When it comes to planning for retirement, you have the option of creating an individual retirement arrangement. Not only can you set up an IRA for yourself, but you might also benefit from the IRA of another person. Most IRAs require you to name a beneficiary. When the owner of the IRA dies, it becomes a decedent IRA and the beneficiary inherits it. The rules for a decedent IRA differ from the rules for an IRA you own yourself.

Inherited From a Spouse

You have the most flexibility with a decedent IRA when you inherit it from a spouse. When your spouse leaves his IRA to you, you have three options. You can treat the decedent IRA as your own, you can roll it over into an IRA you already own or you can keep yourself as the beneficiary on the IRA. You can only choose to treat the inherited IRA as your own if you are the only beneficiary on it and if you make contributions to it and do not take distributions.

Other Beneficiaries

You might inherit an IRA from a person you were not married to, such as a deceased parent or grandparent.
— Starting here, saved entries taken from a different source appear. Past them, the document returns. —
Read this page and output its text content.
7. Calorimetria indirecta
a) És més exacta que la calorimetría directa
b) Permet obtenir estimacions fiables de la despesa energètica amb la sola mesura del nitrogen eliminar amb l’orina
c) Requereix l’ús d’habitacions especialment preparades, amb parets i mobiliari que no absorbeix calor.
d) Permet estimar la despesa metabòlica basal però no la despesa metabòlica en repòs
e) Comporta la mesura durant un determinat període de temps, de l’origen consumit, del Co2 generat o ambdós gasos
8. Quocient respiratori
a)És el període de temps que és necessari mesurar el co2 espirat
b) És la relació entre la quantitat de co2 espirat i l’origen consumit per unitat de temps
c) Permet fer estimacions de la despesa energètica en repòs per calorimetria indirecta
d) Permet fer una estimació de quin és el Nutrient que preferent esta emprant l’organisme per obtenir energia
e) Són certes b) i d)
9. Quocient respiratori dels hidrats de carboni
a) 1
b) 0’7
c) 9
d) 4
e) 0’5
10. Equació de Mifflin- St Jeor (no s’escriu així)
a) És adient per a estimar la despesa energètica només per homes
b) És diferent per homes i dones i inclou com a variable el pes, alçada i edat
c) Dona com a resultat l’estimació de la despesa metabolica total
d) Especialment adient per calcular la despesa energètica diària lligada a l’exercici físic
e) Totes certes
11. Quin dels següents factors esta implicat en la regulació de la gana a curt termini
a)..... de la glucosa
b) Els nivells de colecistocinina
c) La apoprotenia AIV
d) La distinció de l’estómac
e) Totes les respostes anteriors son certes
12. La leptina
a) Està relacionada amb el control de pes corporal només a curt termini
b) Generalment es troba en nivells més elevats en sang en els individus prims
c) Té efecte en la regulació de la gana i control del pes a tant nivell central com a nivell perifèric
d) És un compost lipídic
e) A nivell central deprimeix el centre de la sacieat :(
You also have the option of naming your child as the beneficiary on your IRA so he inherits it if you should die. Some decedent IRAs have more than one beneficiary named. For example, you and your minor child might be named on your parent's IRA. If you do not need the money, you can elect to have the IRA skip you and benefit your child. You cannot treat a decedent IRA as your own or make contributions to it if you inherit from someone who wasn't your spouse.

Distribution Rules

If a beneficiary remains a beneficiary on a decedent IRA, the rules for distributions are slightly different than they are if she transferred the IRA to her own name or cashed out the entire account. With a decedent IRA, the distribution rules for a traditional or Roth IRA become the same if the beneficiary is not the spouse. The beneficiary must begin to take distributions from the IRA by Dec. 31 of the year after the original owner's death. One option is to withdraw the entire amount of the IRA within five years. The other option is to stretch out the amount in the IRA over the life expectancy of the beneficiary. There is no 10 percent early penalty tax on an inherited IRA, even if the beneficiary receives distributions before the age of 59 1/2 years.

Tax Implications

When a beneficiary begins to take distributions from a decedent traditional IRA, she will need to pay income tax on the amounts she received. No income tax is due on distributions from a decedent Roth IRA unless the Roth IRA has been open for fewer than five years. For example, if a non-spouse beneficiary inherits a Roth IRA that was only opened three years ago, she will have to pay income tax on the distributions she takes. Traditional IRAs are subject to the estate tax. The beneficiary can claim a deduction for the decedent's estate tax, though. To claim the deduction, she must itemize deductions on her return and complete Schedule A.